Question 3: If you could decide how the HITECH budget was to be spent, what would you target first?
Responses
- In defining, and giving base implementations to security protocols that will permit secure and relatively private interoperability between a number of HIT systems, be they EHRs or Health Sensors.
- It seems like open source systems are more secure than closed (though I am no expert on this) - should the architecture behind HIT/PHR/EHR be open source?
- This is a tough one. Perhaps the choice is between getting EHR systems
to the many small doctors' offices that are still not electronic, or
connecting the large providers together so they can share information
seamlessly. Both goals are worthwhile and I would hope that they could
both be advanced by HITECH, so I guess I will have to choose not to
choose between them.
- I certainly would emphasize the importance of advances in privacy and security. In this space privacy is probably the tougher challenge.
- Before we decided to subsidize vendors to the tune of $67 billion, we should have first ensured we have usable systems. The money therefore should have first gone into developing usable systems, human factors analysis, efficiency improvement, true interoperability, and better implementation skills. Currently, we are investing billions in the qwerty keyboards of HIT. They reflect the detritus of earlier efforts, and require massive work to reach almost acceptable levels of use. They are primitive, non-responsive, too often dangerous, and too clunky to improve in the near future. That said, I emphasize that I so very much want acceptable HIT and that I am totally committed to the future of HIT as a major benefit to patients, to greater efficiency, and to medical research. We must all work hard to create better HIT. At the moment, alas, it's the triumph of marketing over reality, and of regulatory capture over rationality. We very much need HIT, but not as a vendor full employment program. As a nation, we need HIT as the key element of a national health research effort, as a tool for greater efficiency and cost reduction, as a patient safety improvement effort, and as the foundation of evidenced-based research.

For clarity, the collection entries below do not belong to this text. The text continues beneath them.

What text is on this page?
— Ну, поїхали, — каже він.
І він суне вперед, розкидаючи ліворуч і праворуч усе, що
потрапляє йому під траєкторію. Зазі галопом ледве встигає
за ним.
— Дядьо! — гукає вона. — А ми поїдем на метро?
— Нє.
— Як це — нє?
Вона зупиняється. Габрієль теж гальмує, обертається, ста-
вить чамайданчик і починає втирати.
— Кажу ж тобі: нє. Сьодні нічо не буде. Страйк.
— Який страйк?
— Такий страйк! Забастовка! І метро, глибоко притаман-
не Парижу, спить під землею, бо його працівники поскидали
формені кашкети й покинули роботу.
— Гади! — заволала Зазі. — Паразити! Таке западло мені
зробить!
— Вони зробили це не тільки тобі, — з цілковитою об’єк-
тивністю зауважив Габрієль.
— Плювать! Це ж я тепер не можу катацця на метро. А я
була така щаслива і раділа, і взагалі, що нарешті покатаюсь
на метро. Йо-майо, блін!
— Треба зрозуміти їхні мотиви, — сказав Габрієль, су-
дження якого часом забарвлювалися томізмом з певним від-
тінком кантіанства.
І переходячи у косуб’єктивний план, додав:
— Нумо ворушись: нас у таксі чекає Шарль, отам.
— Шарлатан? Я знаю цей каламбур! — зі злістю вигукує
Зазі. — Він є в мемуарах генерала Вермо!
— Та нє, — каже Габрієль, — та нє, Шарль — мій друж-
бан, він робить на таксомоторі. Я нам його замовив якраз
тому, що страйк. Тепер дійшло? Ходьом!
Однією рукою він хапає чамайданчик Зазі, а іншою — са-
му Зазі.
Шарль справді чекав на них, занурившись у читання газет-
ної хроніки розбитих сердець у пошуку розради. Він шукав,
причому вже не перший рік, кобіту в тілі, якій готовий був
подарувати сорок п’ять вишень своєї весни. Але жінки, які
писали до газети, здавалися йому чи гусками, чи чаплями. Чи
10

- As is repeated so often in security work, the time to understand the risks is pre-implementation. This means that before we invest more in building systems, we need to understand what users' true privacy concerns are, and build systems that conform to users' expectations. Thus, the place to target the HITECH budget, at least in the immediate future is in understanding what users (both patients and health care providers) want and will accept with respect to HIT.
- Build a benchmark system of HIT.
- Medication management and e-prescribing.
- Getting the standard settled - and again, not just for security/privacy but also for taxonomies, records formats, data definitions/standards, etc. Right now there are multiple vendors promoting multiple solutions in the hopes that each will become the "Microsoft" of health IT. That has led and will continue to lead to chaos and lack of interoperability as each jockey for position.